The presentation of specific ‘use cases’ is where AI’s capabilities for out-performing humans in perception tasks is displayed. Dipping between conference streams for cardiology, dermatology, ophthalmology, pathology, and radiology, I learnt that subspecialties are maturing in their acquisition of image data and negotiating how to use AI as a resource far beyond the tasks of clinical image acquisition and interpretation. With this convincing evidence of what AI can show clinicians and patients, the role of AI can be envisioned within the whole system of workflow, clinical encounters, patient experience, professional development, and so on.

My experience of quality improvement (QI) in UK health services tells me that certainly more could be done to hook AI into service provider’s existing QI work and Lean thinking programmes. As well as opening-up more and more effective feedback loops for service quality monitoring and improvement. AI could be the essential platform to meaningfully engage clinicians and patients in a digital web of interconnected health and wellbeing practices. Making more use of cloud computing for data sharing and edge computing could accelerate and streamline digital processes and gather data to show how whole organisations and territories are delivering health impact.

We have heard a lot recently in the UK and Europe about regulation of AI but for me a pressing issue is the professional education and development that sits behind all of this.

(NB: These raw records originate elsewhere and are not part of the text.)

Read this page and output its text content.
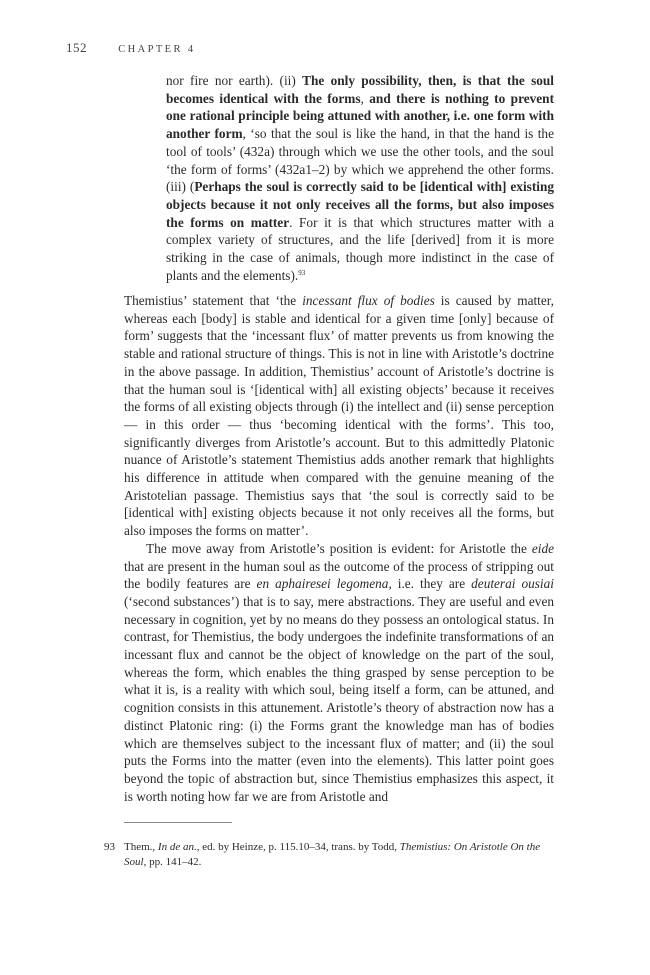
152	CHAPTER 4

nor fire nor earth). (ii) The only possibility, then, is that the soul becomes identical with the forms, and there is nothing to prevent one rational principle being attuned with another, i.e. one form with another form, ‘so that the soul is like the hand, in that the hand is the tool of tools’ (432a) through which we use the other tools, and the soul ‘the form of forms’ (432a1–2) by which we apprehend the other forms. (iii) (Perhaps the soul is correctly said to be [identical with] existing objects because it not only receives all the forms, but also imposes the forms on matter. For it is that which structures matter with a complex variety of structures, and the life [derived] from it is more striking in the case of animals, though more indistinct in the case of plants and the elements).$^{93}$

Themistius’ statement that ‘the incessant flux of bodies is caused by matter, whereas each [body] is stable and identical for a given time [only] because of form’ suggests that the ‘incessant flux’ of matter prevents us from knowing the stable and rational structure of things. This is not in line with Aristotle’s doctrine in the above passage. In addition, Themistius’ account of Aristotle’s doctrine is that the human soul is ‘[identical with] all existing objects’ because it receives the forms of all existing objects through (i) the intellect and (ii) sense perception — in this order — thus ‘becoming identical with the forms’. This too, significantly diverges from Aristotle’s account. But to this admittedly Platonic nuance of Aristotle’s statement Themistius adds another remark that highlights his difference in attitude when compared with the genuine meaning of the Aristotelian passage. Themistius says that ‘the soul is correctly said to be [identical with] existing objects because it not only receives all the forms, but also imposes the forms on matter’.

The move away from Aristotle’s position is evident: for Aristotle the eide that are present in the human soul as the outcome of the process of stripping out the bodily features are en aphairesei legomena, i.e. they are deuterai ousiai (‘second substances’) that is to say, mere abstractions. They are useful and even necessary in cognition, yet by no means do they possess an ontological status. In contrast, for Themistius, the body undergoes the indefinite transformations of an incessant flux and cannot be the object of knowledge on the part of the soul, whereas the form, which enables the thing grasped by sense perception to be what it is, is a reality with which soul, being itself a form, can be attuned, and cognition consists in this attunement. Aristotle’s theory of abstraction now has a distinct Platonic ring: (i) the Forms grant the knowledge man has of bodies which are themselves subject to the incessant flux of matter; and (ii) the soul puts the Forms into the matter (even into the elements). This latter point goes beyond the topic of abstraction but, since Themistius emphasizes this aspect, it is worth noting how far we are from Aristotle and

93 Them., In de an., ed. by Heinze, p. 115.10–34, trans. by Todd, Themistius: On Aristotle On the Soul, pp. 141–42.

Digital professionalism, AI-assisted training, and digital ethics are particularly important and require more strategic engagement with education commissioners and providers to modernise curricula and competency frameworks. There is a global need to upskill the existing healthcare workforce about AI and to guard against further demoralising staff and dehumanising patients with data. Once again, AIMed will be an essential conduit for international collaboration and awareness raising about intelligence based interprofessionalism.

Amongst the excitement about the expansion and connection of specific use cases, I heard a measure of caution about not overdoing AI. For example, being aware of the inefficiencies of over-screening and over-diagnosis of non-fatal conditions. It shows that clinicians and healthcare provider organisations have an important role to play in deciding the most clinically effective and desirable applications of AI. There is clearly a role here for patients too, in maximising the ‘value added’ to their health and care by contributing their perspectives about the importance and impact of AI on their wellbeing.